Pain J did note, however, that one of the conditions proposed by Hunter and accepted by the Court would allow for flexibility to respond to changing regulatory regimes and would allow the adoption of a carbon pricing scheme once available, instead of the offset scheme required under the conditions of the Approval. Specifically, one of the conditions endorsed by Court authorises the Director-General of the Department of Planning to waive compliance with the requirement to report on and offset GHG emissions if he/she is satisfied that a "regulatory liability has been imposed under another law (of any jurisdiction) in relation to the relevant emissions".

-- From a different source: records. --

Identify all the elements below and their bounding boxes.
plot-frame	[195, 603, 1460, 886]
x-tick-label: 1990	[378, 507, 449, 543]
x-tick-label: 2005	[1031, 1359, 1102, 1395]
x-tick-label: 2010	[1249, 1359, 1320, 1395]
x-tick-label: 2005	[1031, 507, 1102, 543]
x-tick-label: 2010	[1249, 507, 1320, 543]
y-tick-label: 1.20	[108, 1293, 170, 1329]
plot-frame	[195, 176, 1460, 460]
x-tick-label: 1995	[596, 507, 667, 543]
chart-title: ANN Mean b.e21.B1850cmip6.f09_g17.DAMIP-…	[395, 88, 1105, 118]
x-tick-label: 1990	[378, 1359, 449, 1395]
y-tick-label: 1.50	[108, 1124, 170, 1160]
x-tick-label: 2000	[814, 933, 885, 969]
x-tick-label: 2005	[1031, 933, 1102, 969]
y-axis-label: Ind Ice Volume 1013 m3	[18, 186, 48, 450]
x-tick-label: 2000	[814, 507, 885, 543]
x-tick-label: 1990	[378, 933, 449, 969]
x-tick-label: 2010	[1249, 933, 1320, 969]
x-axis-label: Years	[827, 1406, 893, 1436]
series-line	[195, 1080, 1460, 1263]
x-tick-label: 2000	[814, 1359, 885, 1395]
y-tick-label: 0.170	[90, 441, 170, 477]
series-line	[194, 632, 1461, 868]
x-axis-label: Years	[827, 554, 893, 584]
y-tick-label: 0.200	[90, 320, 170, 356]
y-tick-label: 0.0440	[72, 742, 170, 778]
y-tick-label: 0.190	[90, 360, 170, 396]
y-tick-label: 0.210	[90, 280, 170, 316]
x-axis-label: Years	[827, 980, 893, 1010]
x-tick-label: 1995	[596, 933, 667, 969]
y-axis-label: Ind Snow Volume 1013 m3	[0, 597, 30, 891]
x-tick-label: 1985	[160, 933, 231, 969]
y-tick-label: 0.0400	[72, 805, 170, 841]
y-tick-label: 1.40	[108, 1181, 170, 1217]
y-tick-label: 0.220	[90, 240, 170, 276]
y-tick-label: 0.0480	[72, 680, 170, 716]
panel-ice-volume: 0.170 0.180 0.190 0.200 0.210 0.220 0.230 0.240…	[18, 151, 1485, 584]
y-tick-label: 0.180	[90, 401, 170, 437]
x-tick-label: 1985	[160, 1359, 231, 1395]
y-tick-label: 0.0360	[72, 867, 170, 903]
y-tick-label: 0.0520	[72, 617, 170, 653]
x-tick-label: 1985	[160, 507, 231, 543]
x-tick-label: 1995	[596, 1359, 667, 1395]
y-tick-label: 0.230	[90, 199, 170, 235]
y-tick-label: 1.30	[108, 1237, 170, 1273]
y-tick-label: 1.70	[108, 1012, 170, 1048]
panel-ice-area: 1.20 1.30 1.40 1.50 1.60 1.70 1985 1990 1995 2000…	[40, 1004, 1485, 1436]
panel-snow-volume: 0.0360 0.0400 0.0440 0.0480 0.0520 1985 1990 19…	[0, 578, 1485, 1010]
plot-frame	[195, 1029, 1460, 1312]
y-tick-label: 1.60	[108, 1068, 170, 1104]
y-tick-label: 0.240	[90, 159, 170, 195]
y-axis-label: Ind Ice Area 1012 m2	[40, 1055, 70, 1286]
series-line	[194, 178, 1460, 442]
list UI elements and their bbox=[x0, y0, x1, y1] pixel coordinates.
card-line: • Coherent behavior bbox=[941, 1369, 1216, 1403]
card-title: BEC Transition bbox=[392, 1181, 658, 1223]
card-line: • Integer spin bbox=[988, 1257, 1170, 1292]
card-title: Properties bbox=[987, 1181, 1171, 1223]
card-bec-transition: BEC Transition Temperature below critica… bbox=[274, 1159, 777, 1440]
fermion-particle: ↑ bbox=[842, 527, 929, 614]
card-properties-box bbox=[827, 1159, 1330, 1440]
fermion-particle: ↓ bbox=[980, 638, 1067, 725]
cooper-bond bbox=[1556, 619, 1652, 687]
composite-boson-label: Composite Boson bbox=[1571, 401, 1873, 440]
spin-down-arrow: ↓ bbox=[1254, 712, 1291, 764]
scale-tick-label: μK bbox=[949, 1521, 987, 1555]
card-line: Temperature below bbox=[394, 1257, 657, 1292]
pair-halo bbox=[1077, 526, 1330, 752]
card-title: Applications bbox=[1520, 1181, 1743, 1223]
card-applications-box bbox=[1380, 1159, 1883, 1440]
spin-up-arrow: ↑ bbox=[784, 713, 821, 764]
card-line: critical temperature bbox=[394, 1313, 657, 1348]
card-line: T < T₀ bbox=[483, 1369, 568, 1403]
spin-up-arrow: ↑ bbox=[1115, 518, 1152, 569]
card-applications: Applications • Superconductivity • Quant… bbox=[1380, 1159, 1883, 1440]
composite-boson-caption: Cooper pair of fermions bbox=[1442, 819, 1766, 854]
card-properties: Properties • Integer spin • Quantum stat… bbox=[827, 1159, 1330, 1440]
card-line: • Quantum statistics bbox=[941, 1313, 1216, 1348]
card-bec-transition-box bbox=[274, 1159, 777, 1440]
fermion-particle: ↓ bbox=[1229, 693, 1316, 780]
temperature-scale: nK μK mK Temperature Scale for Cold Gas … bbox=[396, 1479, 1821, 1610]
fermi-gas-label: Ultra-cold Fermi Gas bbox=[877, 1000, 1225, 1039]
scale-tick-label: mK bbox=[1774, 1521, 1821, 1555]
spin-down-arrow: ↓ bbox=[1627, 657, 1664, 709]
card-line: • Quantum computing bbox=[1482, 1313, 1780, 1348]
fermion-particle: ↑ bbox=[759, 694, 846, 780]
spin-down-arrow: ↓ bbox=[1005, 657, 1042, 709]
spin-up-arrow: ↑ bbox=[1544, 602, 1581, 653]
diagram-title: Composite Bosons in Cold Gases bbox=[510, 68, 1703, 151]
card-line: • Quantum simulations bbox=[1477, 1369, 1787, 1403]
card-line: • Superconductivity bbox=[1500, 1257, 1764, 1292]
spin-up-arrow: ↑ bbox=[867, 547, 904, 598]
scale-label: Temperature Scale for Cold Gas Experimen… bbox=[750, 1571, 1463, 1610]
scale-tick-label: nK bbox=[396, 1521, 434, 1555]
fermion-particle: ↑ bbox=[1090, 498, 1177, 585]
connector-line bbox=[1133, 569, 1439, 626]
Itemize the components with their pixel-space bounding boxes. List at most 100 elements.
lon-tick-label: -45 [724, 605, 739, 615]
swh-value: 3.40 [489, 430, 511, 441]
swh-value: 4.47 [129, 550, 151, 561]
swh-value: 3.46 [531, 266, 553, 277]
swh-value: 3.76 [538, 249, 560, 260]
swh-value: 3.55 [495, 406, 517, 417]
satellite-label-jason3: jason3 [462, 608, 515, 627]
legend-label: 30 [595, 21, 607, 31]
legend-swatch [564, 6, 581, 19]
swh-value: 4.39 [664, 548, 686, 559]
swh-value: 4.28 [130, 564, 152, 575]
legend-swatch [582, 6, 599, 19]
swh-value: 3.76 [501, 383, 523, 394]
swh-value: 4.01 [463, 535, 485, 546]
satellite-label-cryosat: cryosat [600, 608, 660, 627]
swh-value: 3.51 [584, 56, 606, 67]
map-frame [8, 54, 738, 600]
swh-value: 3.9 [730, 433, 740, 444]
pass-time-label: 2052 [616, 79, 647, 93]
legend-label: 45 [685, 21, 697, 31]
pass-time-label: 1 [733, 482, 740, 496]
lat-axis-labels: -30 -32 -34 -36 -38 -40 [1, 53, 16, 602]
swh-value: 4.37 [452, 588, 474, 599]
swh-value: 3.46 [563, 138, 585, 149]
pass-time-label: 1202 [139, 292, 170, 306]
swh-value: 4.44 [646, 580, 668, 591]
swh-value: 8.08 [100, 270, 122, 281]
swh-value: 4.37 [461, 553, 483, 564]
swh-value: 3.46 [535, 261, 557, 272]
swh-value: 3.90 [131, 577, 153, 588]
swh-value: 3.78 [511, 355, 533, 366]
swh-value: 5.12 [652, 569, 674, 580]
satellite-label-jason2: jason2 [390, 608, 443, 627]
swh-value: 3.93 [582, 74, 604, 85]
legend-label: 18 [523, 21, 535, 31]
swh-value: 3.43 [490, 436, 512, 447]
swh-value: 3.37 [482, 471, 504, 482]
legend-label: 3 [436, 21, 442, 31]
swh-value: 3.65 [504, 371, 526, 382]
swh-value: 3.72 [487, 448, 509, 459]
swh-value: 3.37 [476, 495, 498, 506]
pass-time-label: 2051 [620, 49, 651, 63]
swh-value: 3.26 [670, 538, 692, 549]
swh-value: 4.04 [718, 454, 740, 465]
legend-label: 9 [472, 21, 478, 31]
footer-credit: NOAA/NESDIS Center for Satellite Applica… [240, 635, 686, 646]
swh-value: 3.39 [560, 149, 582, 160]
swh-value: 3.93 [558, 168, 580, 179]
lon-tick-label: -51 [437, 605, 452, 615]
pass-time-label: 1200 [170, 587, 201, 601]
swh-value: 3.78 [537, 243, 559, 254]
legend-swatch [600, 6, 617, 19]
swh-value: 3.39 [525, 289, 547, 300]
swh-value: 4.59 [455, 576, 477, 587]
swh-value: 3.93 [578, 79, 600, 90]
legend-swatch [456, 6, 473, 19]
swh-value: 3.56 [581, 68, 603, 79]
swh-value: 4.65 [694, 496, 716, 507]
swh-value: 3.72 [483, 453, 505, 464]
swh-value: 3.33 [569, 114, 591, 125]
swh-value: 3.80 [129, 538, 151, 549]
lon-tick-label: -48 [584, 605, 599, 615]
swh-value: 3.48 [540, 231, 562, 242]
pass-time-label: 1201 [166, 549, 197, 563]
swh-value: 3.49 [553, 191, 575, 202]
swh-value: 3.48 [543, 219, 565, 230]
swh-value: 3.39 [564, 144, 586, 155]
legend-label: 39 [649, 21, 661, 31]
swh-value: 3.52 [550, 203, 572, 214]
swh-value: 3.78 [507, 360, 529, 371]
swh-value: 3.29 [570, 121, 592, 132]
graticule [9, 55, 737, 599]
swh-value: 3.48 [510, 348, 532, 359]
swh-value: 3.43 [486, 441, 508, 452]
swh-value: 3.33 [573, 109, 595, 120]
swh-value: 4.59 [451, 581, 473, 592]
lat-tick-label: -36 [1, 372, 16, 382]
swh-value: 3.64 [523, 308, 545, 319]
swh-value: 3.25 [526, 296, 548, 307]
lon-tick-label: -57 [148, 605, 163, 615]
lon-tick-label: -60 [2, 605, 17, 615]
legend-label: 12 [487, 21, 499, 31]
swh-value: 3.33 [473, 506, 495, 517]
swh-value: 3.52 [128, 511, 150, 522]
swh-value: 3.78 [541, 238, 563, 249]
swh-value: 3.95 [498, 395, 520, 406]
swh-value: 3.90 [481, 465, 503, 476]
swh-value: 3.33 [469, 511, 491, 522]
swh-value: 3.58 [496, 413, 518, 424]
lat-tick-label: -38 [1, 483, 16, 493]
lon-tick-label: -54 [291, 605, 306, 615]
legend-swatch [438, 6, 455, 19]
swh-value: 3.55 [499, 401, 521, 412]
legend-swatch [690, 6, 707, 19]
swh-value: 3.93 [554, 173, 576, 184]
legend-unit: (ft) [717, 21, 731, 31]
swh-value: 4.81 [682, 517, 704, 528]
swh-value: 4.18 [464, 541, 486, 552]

It may therefore be the case that, at least once a carbon price is in operation, the likelihood of similar conditions being imposed in future approvals is reduced. However, given that only a relatively small number of Australian businesses will be directly liable under the Carbon Pricing Mechanism, there is still an open question as to whether applications for other types of emissions-intensive projects, which are not directly liable under the Carbon Pricing Mechanism, may be subject to conditions requiring their emissions to be offset.
The decision provides a clear rationale for the appropriateness of imposing GHG offsetting conditions on mine extensions, at least in respect of those scope 1 emissions which exceed the approved project's emissions.
Whilst these proceedings concerned the offsetting obligations of the owners of a mine that received approval to expand operations under Part 3A of the EP&A Act, the decision is also relevant to owners of existing large scale mining projects approved under Part 3A (i.e. 'transitional Part 3A projects') who wish to lodge an application to modify conditions of an approval under Part 3A of the EP&A Act and, potentially, proponents of new coal mines. The decision is also of potentially broader application to other emissions-intensive developments regulated under Part 3A.
The decision also confirms that the principles of ESD may be a relevant consideration in the assessment of Part 3A projects, although the Court did not decide whether they are a mandatory consideration.
1Hunter Environment Lobby Inc v Minister for
Planning  NSWLEC 221, 24 November 2011.